Connect with us


Is Kim Jong Un Starting a War to Impress Visiting Friend Vladimir Putin?!



Is Kim Jong Un Starting a War to Impress Visiting Friend Vladimir Putin?!

First shots were fired after troops crossed the border last week. Now there’s reports of landmine casualties.

On Tuesday, South Korea’s military again fired warning shots as North Korean troops breached the border separating the enemy nations for the second time this month ahead of Russian President Vladimir Putin’s arrival in Pyongyang for a summit with Kim Jong Un.

In what appears to be a separate incident, Seoul’s military authorities also announced Tuesday that several North Korean soldiers working in the demilitarized zone (DMZ) dividing the countries have recently been injured or killed due to “several landmine explosions” in the area, according to the Yonhap News Agency.

Large numbers of North Korean troops have been appearing in frontline areas since April, according to the news agency, where they have carried out tasks like building roads, constructing walls, and planting mines. It’s not clear when the explosions took place or how many soldiers were injured.

“The North Korean military seems to be overdoing its work despite a number of mine explosions during the creation of barren land in the frontline area and landmine operations,” an unnamed official with the South Korean Joint Chiefs of Staff (JCS) told local media, according to NK News.

The JCS said between 20 and 30 North Korean soldiers carrying work tools started over the Military Demarcation Line inside the DMZ at around 8:30 a.m. local time on Tuesday, according to Yonhap. The South Korean military broadcast warnings and fired warning shots, the JCS said, at which point the encroaching troops from the North returned to their side of the border.

The incursion was deemed to be accidental, the JCS concluded, similar to a June 9 incident in which warning shots were also fired when Pyongyang’s troops strayed over the border.

The latest incidents come at a time of heightened tensions between the neighboring countries on the Korean Peninsula, which technically remain at war as a consequence of the 1950-53 Korean War concluding with an armistice instead of a peace treaty.

They also emerged as Putin headed to Pyongyang Tuesday for his first visit to North Korea in 24 years.
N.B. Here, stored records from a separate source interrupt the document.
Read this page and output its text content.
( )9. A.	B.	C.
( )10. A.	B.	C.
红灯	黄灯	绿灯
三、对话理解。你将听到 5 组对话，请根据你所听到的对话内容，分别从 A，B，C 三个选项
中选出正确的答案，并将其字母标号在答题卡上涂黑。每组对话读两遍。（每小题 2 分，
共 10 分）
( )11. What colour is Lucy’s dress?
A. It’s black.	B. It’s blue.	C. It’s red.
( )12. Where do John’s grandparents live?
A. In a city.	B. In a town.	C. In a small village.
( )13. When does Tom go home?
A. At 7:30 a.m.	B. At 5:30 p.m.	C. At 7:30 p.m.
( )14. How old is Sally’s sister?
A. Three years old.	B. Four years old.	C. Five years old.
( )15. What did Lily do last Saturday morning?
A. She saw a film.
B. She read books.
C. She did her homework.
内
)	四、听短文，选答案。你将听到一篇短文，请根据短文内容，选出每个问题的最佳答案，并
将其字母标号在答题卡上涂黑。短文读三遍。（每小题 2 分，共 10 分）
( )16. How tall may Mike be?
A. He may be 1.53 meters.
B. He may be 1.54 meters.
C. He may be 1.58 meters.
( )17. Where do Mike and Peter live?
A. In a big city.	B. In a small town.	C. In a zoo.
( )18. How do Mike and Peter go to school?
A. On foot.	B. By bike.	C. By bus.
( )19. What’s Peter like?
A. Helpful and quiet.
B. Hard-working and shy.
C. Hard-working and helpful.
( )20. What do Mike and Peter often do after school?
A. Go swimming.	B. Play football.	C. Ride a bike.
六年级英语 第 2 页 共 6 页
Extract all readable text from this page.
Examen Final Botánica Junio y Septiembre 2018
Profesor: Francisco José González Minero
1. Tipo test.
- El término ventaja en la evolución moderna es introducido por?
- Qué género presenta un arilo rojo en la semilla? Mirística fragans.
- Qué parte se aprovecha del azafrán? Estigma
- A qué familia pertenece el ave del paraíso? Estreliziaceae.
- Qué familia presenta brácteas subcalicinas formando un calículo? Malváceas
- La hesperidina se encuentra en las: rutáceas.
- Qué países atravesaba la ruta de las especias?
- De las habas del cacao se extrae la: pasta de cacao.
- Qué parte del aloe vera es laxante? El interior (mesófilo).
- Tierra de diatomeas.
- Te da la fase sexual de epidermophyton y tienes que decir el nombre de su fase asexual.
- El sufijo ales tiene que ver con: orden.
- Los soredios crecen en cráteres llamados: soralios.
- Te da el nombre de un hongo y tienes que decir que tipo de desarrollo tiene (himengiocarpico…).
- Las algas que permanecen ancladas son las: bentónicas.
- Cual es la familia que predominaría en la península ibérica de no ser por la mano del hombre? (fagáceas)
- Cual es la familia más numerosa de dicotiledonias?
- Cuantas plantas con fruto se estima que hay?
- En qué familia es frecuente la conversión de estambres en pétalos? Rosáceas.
Portraits of Putin and Russian flags were displayed in the streets of Pyongyang, according to the Associated Press, while a banner hung on one building that read: “We warmly welcome the President of the Russian Federation.”

In an op-ed published in the North Korean Rodong Sinmun newspaper and reproduced on the Kremlin’s website ahead of his arrival, Putin thanked his hosts for their “strong support for the Russian special military operation in Ukraine” and their willingness to “resolutely resist the desire of the collective West to prevent the formation of a multipolar world order based on justice, mutual respect for sovereignty.”

Putin also specifically attacked the United States, claiming Washington, D.C. had “provoked” the war in Ukraine and then “rejected all our attempts to peacefully resolve the situation.” He went on to complain that Russia’s Western “opponents” are “threatening to send their military contingents to Ukraine” while simultaneously “trying to exhaust our economy with ever new sanctions.”

Russia is currently facing sanctions from the U.S. and other Western nations in relation to the war in Ukraine, while North Korea is similarly under U.N. Security Council sanctions over its nuclear weapons testing and missile development.

In his op-ed, Putin said Russia and North Korea will establish trade and payment mechanisms “that are not controlled by the West” and “jointly resist illegitimate unilateral restrictions.” Despite the current sanctions, Putin wrote, all attempts to “contain and isolate Russia” have “failed.”

“It is gratifying that our Korean friends—despite many years of economic pressure, provocations, blackmail and military threats from the United States—are equally effective in defending their interests,” he wrote.